Sheryl Crow was reportedly subjected to ongoing sexual harassment from Michael Jackson's manager while on tour with the King of Pop in 1987. Now the singer is ready to speak up about it.
Crow was a 25-year-old aspiring singer-songwriter at the time, working as a backup singer for Jackson, according to the U.K.'s Independent. Her career had just begun. She had never performed in front of a packed stadium before, and the tour seemed like a dream come true until Frank DiLeo, who was around 39 at the time, began to harass her, the outlet noted.
"Naiveté is such a beautiful thing. It was incredible in every way, shape and form for a young person from a really small town to see the world and to work with arguably the greatest pop star," she said. "But I also got a crash course in the music industry."
DiLeo reportedly promised to make her a star in exchange for sexual favors and threatened to destroy her music career before it had even begun should she decline. Crow returned home to Los Angeles from the tour only to be told by a high-powered lawyer she had hired that she should have given in to DiLeo's propositions to help advance her career. She did not speak about the experience in detail for years but alluded to it in the sixth song from her 1993 debut album, "The Na-Na Song."
"Frank DiLeo's dong, Maybe if I'd him I'd have had a hit song," she sings.
Crow then tweeted about her meeting with her lawyer at the height of the #MeeToo movement.

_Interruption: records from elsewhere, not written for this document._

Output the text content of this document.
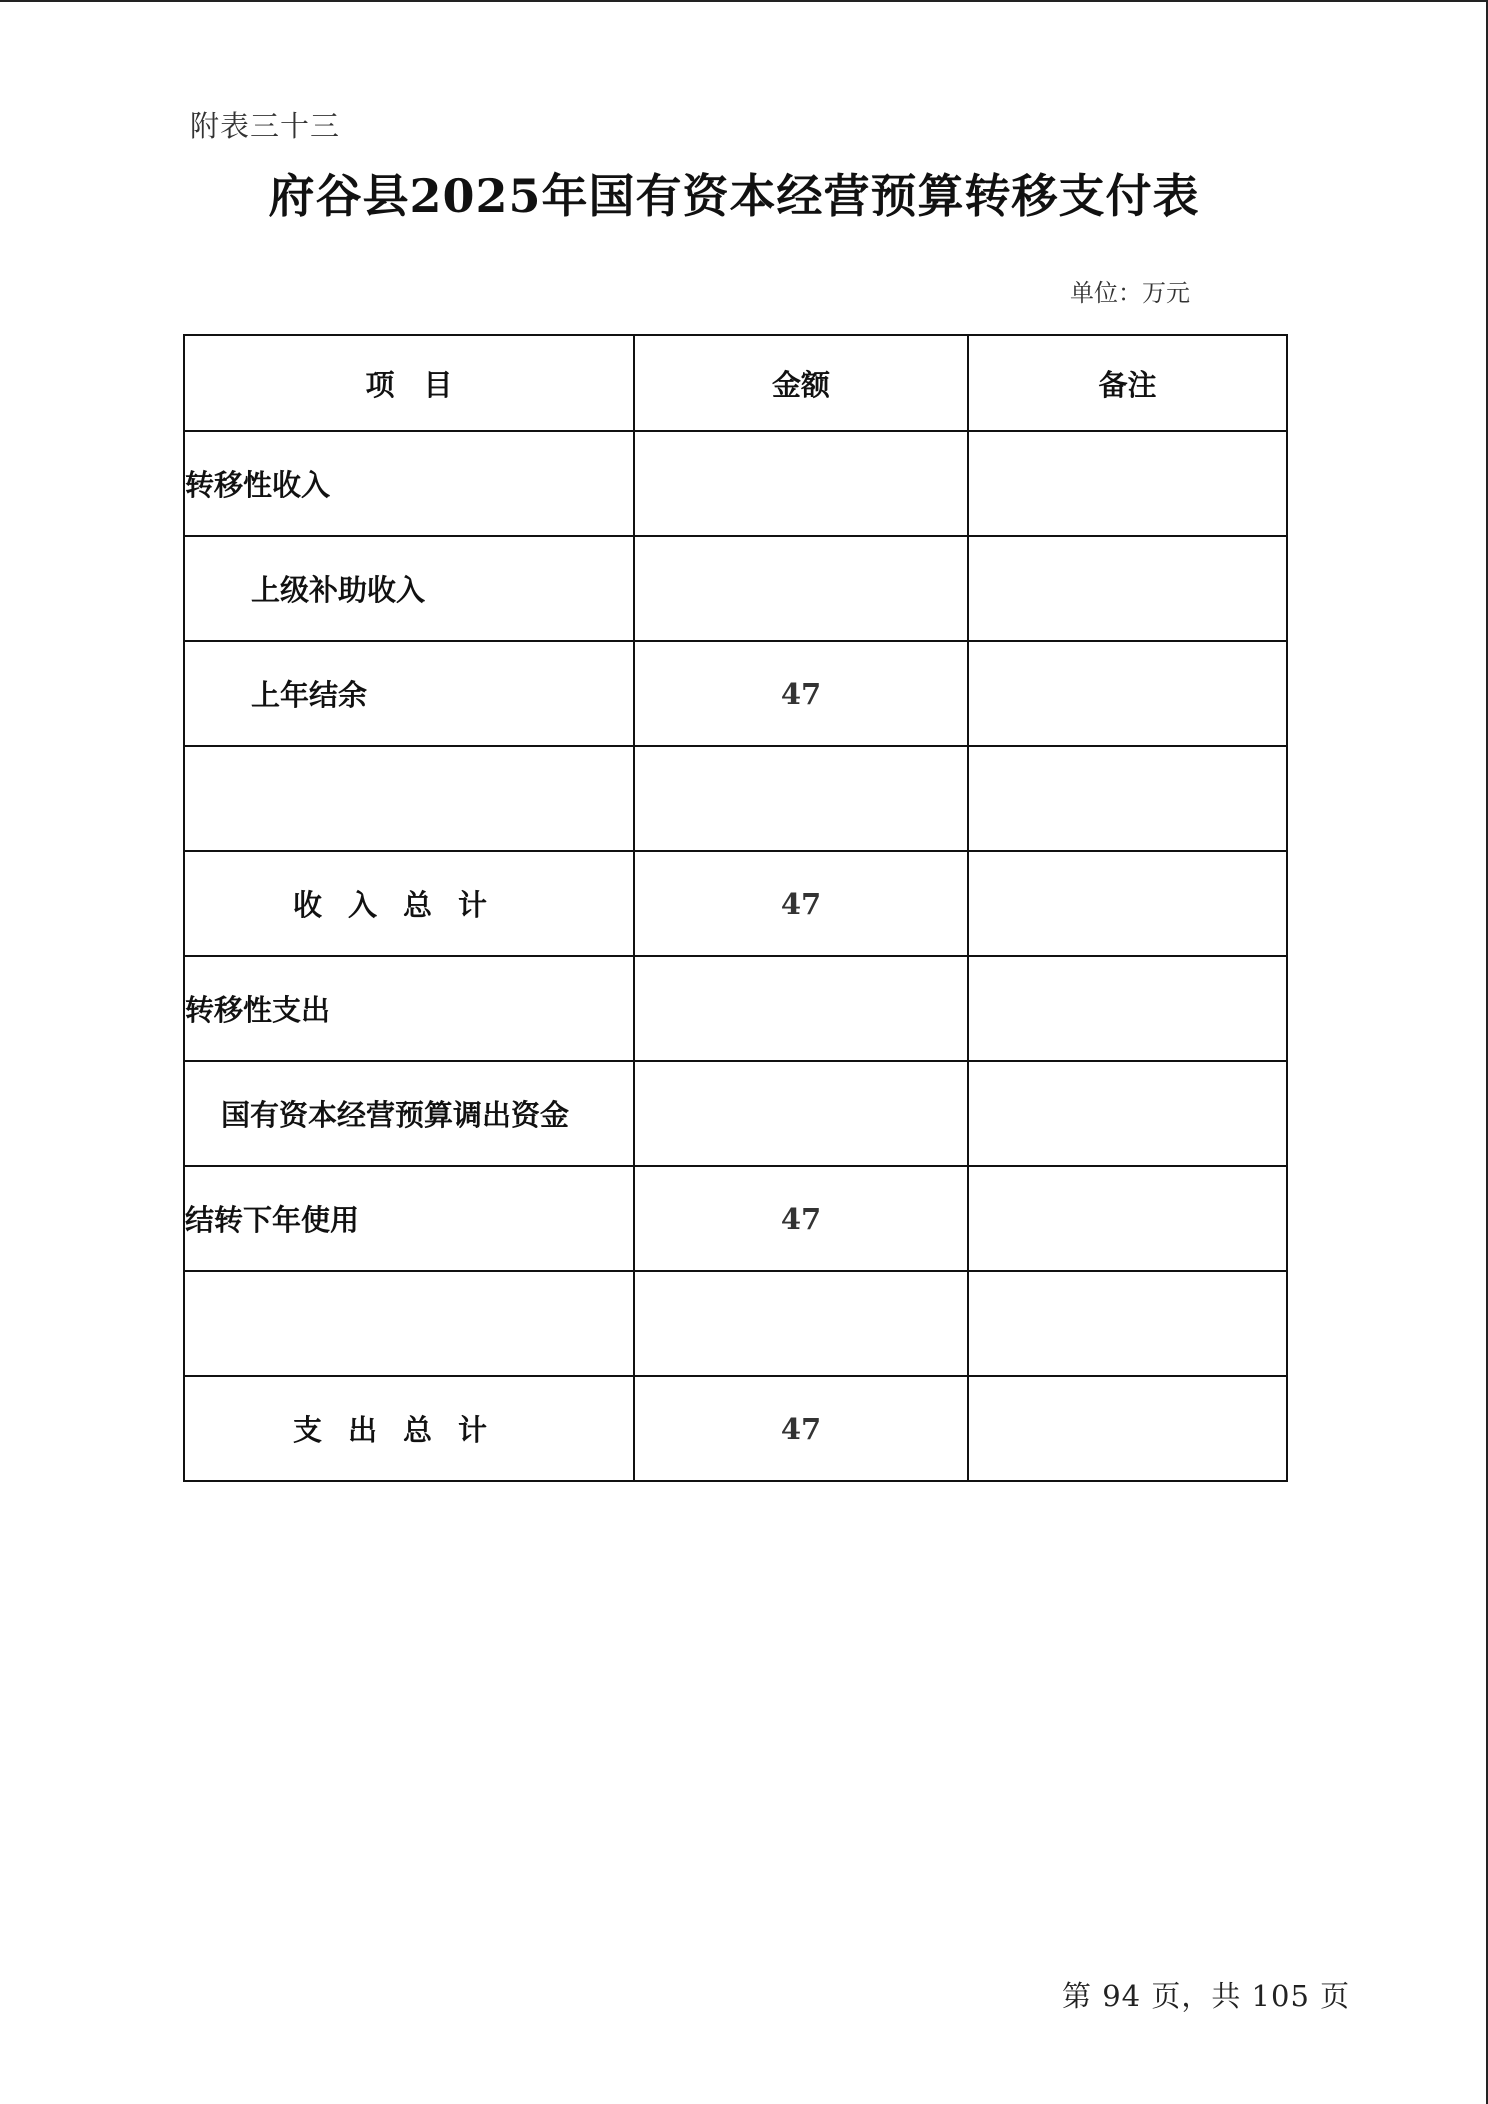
附表三十三
府谷县2025年国有资本经营预算转移支付表
单位：万元
项　目	金额	备注
转移性收入		
上级补助收入		
上年结余	47	

收入总计	47	
转移性支出		
国有资本经营预算调出资金		
结转下年使用	47	

支出总计	47	
第 94 页，共 105 页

"A manager on my first big tour as a backup singer. When I went to a lawyer he told me to suck it up bc the guy could do a lot for me," she wrote. "... so I wrote songs about it on my first record."
Speaking about the movement with The Independent, Crow said that although it has been positive overall, it still had a way to go.
"It’s really interesting to go back and revisit some of this old stuff and the experiences that went along with it, and then to compare it with where we are now,” she said. "To be able to play that stuff about the long bout of sexual harassment I endured during the Michael Jackson tour and to talk about it in the midst of the MeToo movement... it feels like we’ve come a long way, but it doesn’t feel like we’re quite there yet."